By Larry Persily
The Wrangell Sentinal
The 58-year-old Matanuska, the oldest working vessel in the state ferry fleet, has had troubles operating the past two months.
The Alaska Marine Highway System took the ship out of service to fix a mechanical problem, canceling port calls Saturday through Thursday last week. The ferry resumed its weekly run out of Bellingham, Washington, on April 2.
The delay was too long for Courtney Ellingson, Skagway City School’s third grade teacher, stranded in Haines. She caught a ride on a helicopter that happened to be headed to Skagway.
Juliene Price Miles’ family was detained in Juneau after she gave birth to their second child. Miles, her husband and their three-year-old son, were crammed into a hotel room, waiting to get their car and their new addition (a girl) back home to Skagway.
“Being stuck was stressful during a time that is already stressful, “ Miles said.
“Five years ago, that (broken ferry) would have been no big deal because there were three to four ferries a week in the winter.”
“The ship’s engineers identified a broken crab nut on the vessel’s starboard engine,” state Transportation Department spokesman Sam Dapcevich said regarding the Matanuska. “A replacement crab nut was sent to Bellingham off the Hubbard, which has similar engines. A factory technician installed the new part and the starboard engine is now operating as required.” The Hubbard is not in service, awaiting modifications.
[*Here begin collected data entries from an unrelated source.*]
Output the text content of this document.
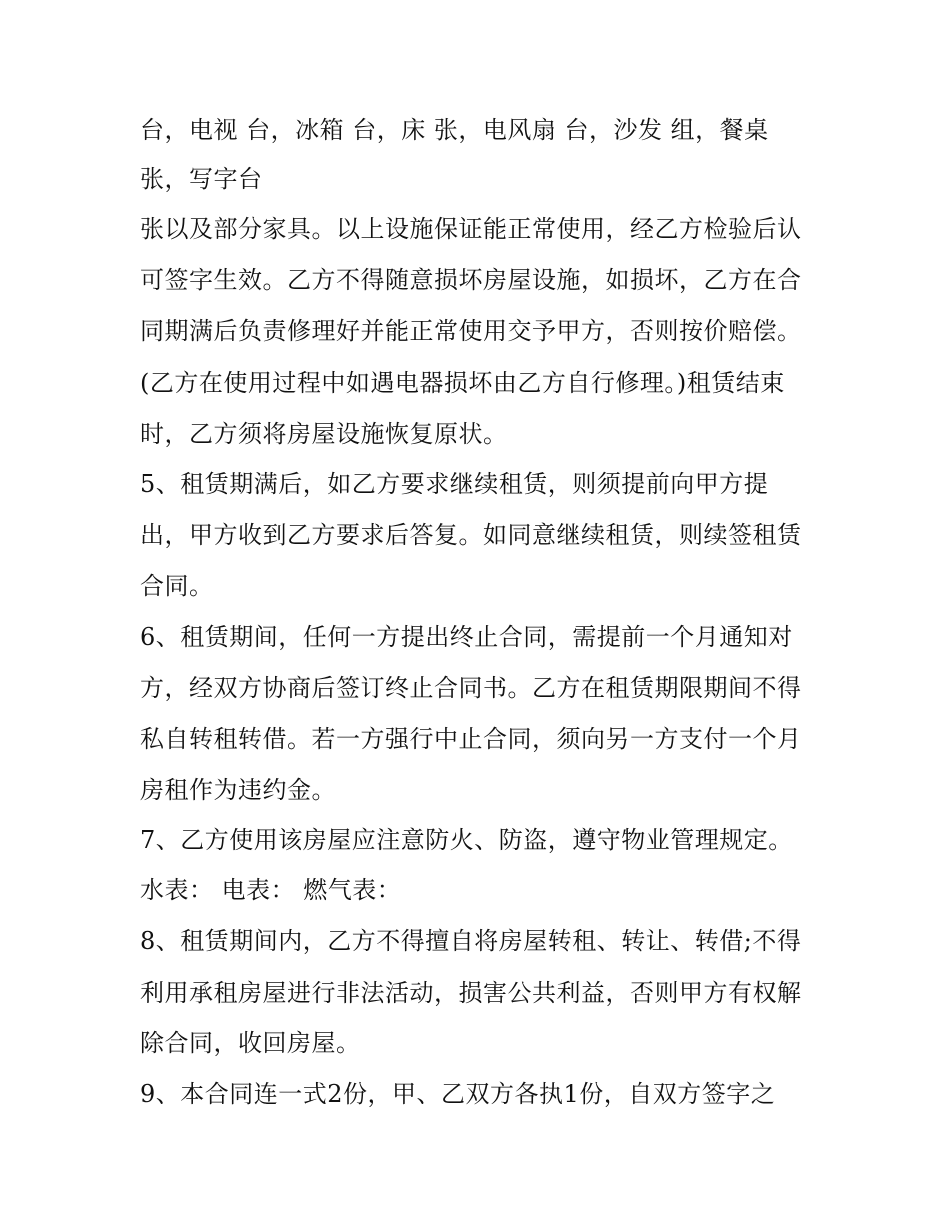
台，电视 台，冰箱 台，床 张，电风扇 台，沙发 组，餐桌
张，写字台
张以及部分家具。以上设施保证能正常使用，经乙方检验后认
可签字生效。乙方不得随意损坏房屋设施，如损坏，乙方在合
同期满后负责修理好并能正常使用交予甲方，否则按价赔偿。
(乙方在使用过程中如遇电器损坏由乙方自行修理。)租赁结束
时，乙方须将房屋设施恢复原状。
5、租赁期满后，如乙方要求继续租赁，则须提前向甲方提
出，甲方收到乙方要求后答复。如同意继续租赁，则续签租赁
合同。
6、租赁期间，任何一方提出终止合同，需提前一个月通知对
方，经双方协商后签订终止合同书。乙方在租赁期限期间不得
私自转租转借。若一方强行中止合同，须向另一方支付一个月
房租作为违约金。
7、乙方使用该房屋应注意防火、防盗，遵守物业管理规定。
水表： 电表： 燃气表：
8、租赁期间内，乙方不得擅自将房屋转租、转让、转借;不得
利用承租房屋进行非法活动，损害公共利益，否则甲方有权解
除合同，收回房屋。
9、本合同连一式2份，甲、乙双方各执1份，自双方签字之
“As the engines are still under warranty, the technicians decided to inspect all the power-pack units … on both port and starboard engines,” Dapcevich said. “They discovered two defective power-pack cylinder units on the port engine. Replacement power-pack cylinder units were shipped from Louisiana,” he said.
A month earlier, the 408-foot-long Matanuska was out of service in February with problems in its port-side reduction gear box, which prevented the propeller from going in reverse.
The ship was also pulled out of service mid-March, prompting the municipality of Skagway to charter an Allen Marine catamaran at $900 an hour to move stranded travelers in and out of Haines and Skagway at the head of Lynn Canal to Juneau on March 16.
The Matanuska was out of service for almost the entire first half of 2020 for extensive repairs to its reduction-gear system, leaving Southeast communities with no ferry runs for almost two months until another ship could be pulled into service.
It was a troubled return to service for the ship after an almost two-year stint in the Vigor shipyard in Ketchikan 2018-2019 for new engines and other extensive work.
“We spent slightly north of $40 million (in federal dollars) on that ship,” John Falvey, Alaska Marine Highway System general manager, told the Senate Transportation Committee on Feb. 23.
The ship’s sister ship, the Malaspina, has been held out of service since late 2019, tied up in Ward Cove in Ketchikan to save money and due to a lack of funds for repairs. It needs at least $16 million in steel replacement work, Falvey told the Senate committee. Its engines are the originals from 1963, and could cost $30 million to replace, he said.
“That’s a lot of money for a ship that is 58 years old,” Falvey said.
The state plans to sell or otherwise get rid of the Malaspina.
Sinking the ferry as an artificial reef may make more financial sense than repairing it, Transportation Department Deputy Commissioner Rob Carpenter told legislators last week.
The Columbia, the largest ship in the fleet and “only” 48 years old, is out of service and in need of repairs, too, though not as expensive as the Malaspina.
The Columbia is in Ketchikan for a money-saving layup pending an overhaul. It will get some new steel and is in the design phase to replace its variable-pitch propellers, Falvey told the Senate committee. He expects the work will be done this fall and winter.
Looking longer term, the ferry system will need a mainline vessel to replace the Columbia and Matanuska, at an estimated construction cost of $300 million, the Transportation Department told the House Transportation Committee on March 18.
The disabled Matanuska was a familiar scenario for Reba Hylton, a Skagway resident who was marooned in Juneau, with her 8-year-old son, after a spring break trek to Southcentral Alaska.
“It’s one of the prices we pay to live here. Other places have high crime rates, dirty water, smog, traffic. We have canceled ferries. It’s just part of life here,” she said.
Melinda Munson contributed to this story.